We recently celebrated Easter. Here’s a reflection from Mark 16. While this story is extraordinary, it contains common storylines for those who encounter God.
Common Storyline #1: The unexpected happens
Mary, the other Mary, and Salome are walking to the tomb to anoint Jesus’s body. They ask the question, “Who will roll the stone away from the entrance of the tomb?” The question sets up the drama. They are not expecting a miracle. They are not anticipating a resurrection.
They know the stone is large. They know the stone is heavy. They think they are going to have to move the stone in their own strength. You’ve never asked a question about rolling away a stone from the entrance of a tomb but I’m sure you’ve asked plenty of questions about the stones life puts in your path:
How am I going to raise my children?
How am I going to make it financially?
How am I going break the grip of addiction, pain, anger, worry, sin?
You know the stone is large.

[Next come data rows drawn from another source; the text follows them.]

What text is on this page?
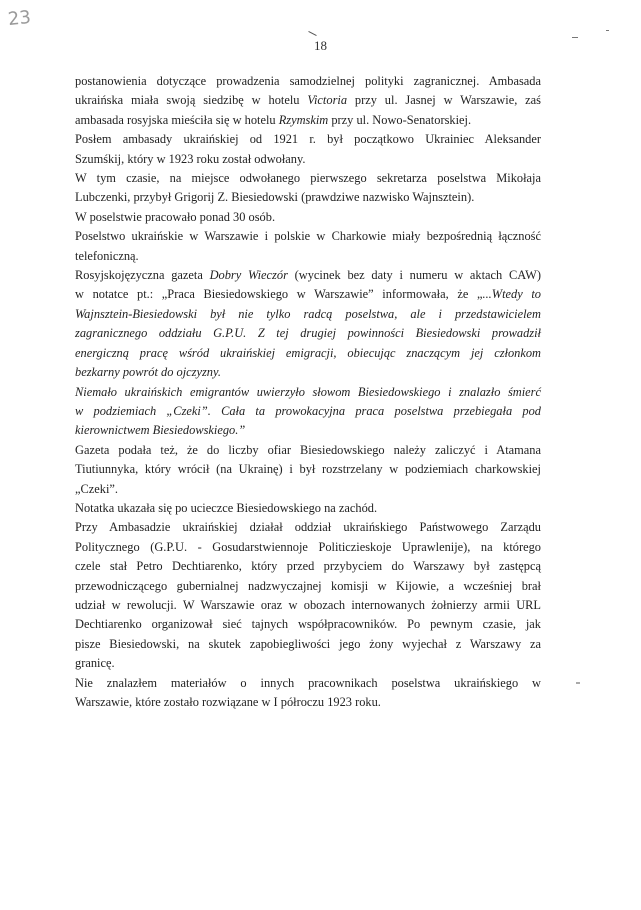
23
18
postanowienia dotyczące prowadzenia samodzielnej polityki zagranicznej. Ambasada
ukraińska miała swoją siedzibę w hotelu Victoria przy ul. Jasnej w Warszawie, zaś
ambasada rosyjska mieściła się w hotelu Rzymskim przy ul. Nowo-Senatorskiej.
Posłem ambasady ukraińskiej od 1921 r. był początkowo Ukrainiec Aleksander
Szumśkij, który w 1923 roku został odwołany.
W tym czasie, na miejsce odwołanego pierwszego sekretarza poselstwa Mikołaja
Lubczenki, przybył Grigorij Z. Biesiedowski (prawdziwe nazwisko Wajnsztein).
W poselstwie pracowało ponad 30 osób.
Poselstwo ukraińskie w Warszawie i polskie w Charkowie miały bezpośrednią łączność
telefoniczną.
Rosyjskojęzyczna gazeta Dobry Wieczór (wycinek bez daty i numeru w aktach CAW)
w notatce pt.: „Praca Biesiedowskiego w Warszawie” informowała, że „...Wtedy to
Wajnsztein-Biesiedowski był nie tylko radcą poselstwa, ale i przedstawicielem
zagranicznego oddziału G.P.U. Z tej drugiej powinności Biesiedowski prowadził
energiczną pracę wśród ukraińskiej emigracji, obiecując znaczącym jej członkom
bezkarny powrót do ojczyzny.
Niemało ukraińskich emigrantów uwierzyło słowom Biesiedowskiego i znalazło śmierć
w podziemiach „Czeki”. Cała ta prowokacyjna praca poselstwa przebiegała pod
kierownictwem Biesiedowskiego.”
Gazeta podała też, że do liczby ofiar Biesiedowskiego należy zaliczyć i Atamana
Tiutiunnyka, który wrócił (na Ukrainę) i był rozstrzelany w podziemiach charkowskiej
„Czeki”.
Notatka ukazała się po ucieczce Biesiedowskiego na zachód.
Przy Ambasadzie ukraińskiej działał oddział ukraińskiego Państwowego Zarządu
Politycznego (G.P.U. - Gosudarstwiennoje Politiczieskoje Uprawlenije), na którego
czele stał Petro Dechtiarenko, który przed przybyciem do Warszawy był zastępcą
przewodniczącego gubernialnej nadzwyczajnej komisji w Kijowie, a wcześniej brał
udział w rewolucji. W Warszawie oraz w obozach internowanych żołnierzy armii URL
Dechtiarenko organizował sieć tajnych współpracowników. Po pewnym czasie, jak
pisze Biesiedowski, na skutek zapobiegliwości jego żony wyjechał z Warszawy za
granicę.
Nie znalazłem materiałów o innych pracownikach poselstwa ukraińskiego w
Warszawie, które zostało rozwiązane w I półroczu 1923 roku.
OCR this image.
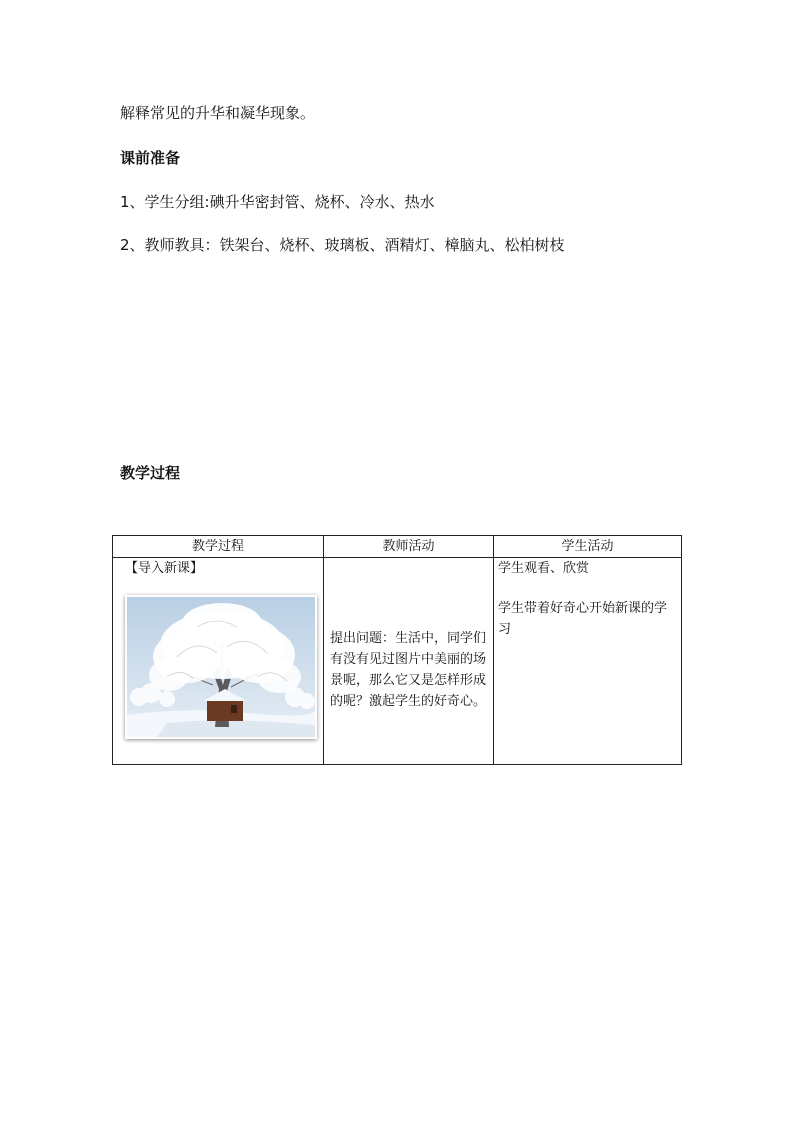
解释常见的升华和凝华现象。
课前准备
1、学生分组:碘升华密封管、烧杯、冷水、热水
2、教师教具：铁架台、烧杯、玻璃板、酒精灯、樟脑丸、松柏树枝
教学过程
教学过程	教师活动	学生活动

【导入新课】	提出问题：生活中，同学们有没有见过图片中美丽的场景呢，那么它又是怎样形成的呢？激起学生的好奇心。	学生观看、欣赏

学生带着好奇心开始新课的学习
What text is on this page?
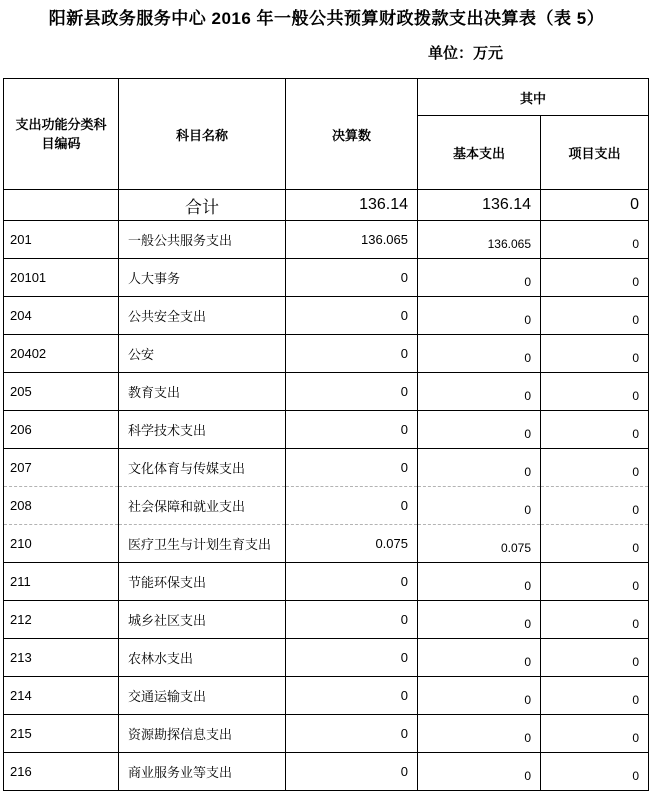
阳新县政务服务中心 2016 年一般公共预算财政拨款支出决算表（表 5）
单位：万元
支出功能分类科目编码	科目名称	决算数	其中	
			基本支出	项目支出
	合计	136.14	136.14	0
201	一般公共服务支出	136.065	136.065	0
20101	人大事务	0	0	0
204	公共安全支出	0	0	0
20402	公安	0	0	0
205	教育支出	0	0	0
206	科学技术支出	0	0	0
207	文化体育与传媒支出	0	0	0
208	社会保障和就业支出	0	0	0
210	医疗卫生与计划生育支出	0.075	0.075	0
211	节能环保支出	0	0	0
212	城乡社区支出	0	0	0
213	农林水支出	0	0	0
214	交通运输支出	0	0	0
215	资源勘探信息支出	0	0	0
216	商业服务业等支出	0	0	0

You know the stone is heavy.
Mary, the other Mary, and Salome ask “Who will roll the stone away from the entrance of the tomb?” But then they look up. The stone had been rolled away. What they could not do in their own strength had been done for them by the power of God. They were not expecting a miracle. But they received one.
I’ve been at this long enough to know that when you encounter God, “I did not see that coming” becomes a familiar phrase.
Common Storyline #2: The impossible becomes reality
Mary, the other Mary, and Salome were on the way to the tomb to anoint Jesus body. They expected to find the lifeless body of Jesus but God turned the impossible into a reality.
Three days before Jesus had been beaten, mocked, spat upon, and hung on a cross. After the torture and humiliation Jesus cried out in a loud voice and breathed his last. The preceding chapter of Mark names Mary, the other Mary, and Salome as witnesses to the death of our Lord and Savior. The preceding chapter also tells us that Mary and the other Mary witnessed Jesus’ body pulled from the cross and laid in a tomb.
They arrived the first Easter morning expecting to find a body but found an angelic messenger. The young man in a white robe announced, “He has risen. He is not here.”
You’ve never arrived at a tomb expecting to anoint the body of Jesus but I’m sure you’ve arrived at plenty of situations in which you deemed a positive outcome as impossible:
That could never happen!
Oh, there’s no way!
I just don’t see how!
There’s no way out!
You know the odds are not in your favor. You know the forecast is cloudy.
Yet, “He is risen” is a victory chant proclaiming the dead has come alive, evil has been defeated, the chains of sin have been broken, the impossible has become reality.
I’ve been at this long enough to know that when you encounter God, “I did not see that coming” becomes a familiar phrase.
Common Storyline #3: There is a mission to be accomplished.
Mary, the other Mary, and Salome do not get to sit back and relax after this experience. They are not invited to merely be spectators. Rather, they are expected to be active participants. There is a mission to be accomplished: “Go!” They are commissioned to be preachers of the resurrection. They are now equipped to be proclaimers of Good News. They are now sent to turn the followers of Jesus from mourners to rejoicers (not a word but I like it).
The mission is to tell the world that the crucified One is now alive. The mission is to preach the message of new life.
Common Storyline #4: Obedience or Disobedience
This is the hard part of pastoral ministry. I get a good glimpse at both.
Mary, the other Mary, and Salome end our passages silent and afraid. Yet, we know they don’t remain that way. They eventually shared the message of the resurrection and the message has been changing lives ever since.
What about you? Will you receive the message of the resurrection? Will you be a preacher of new life?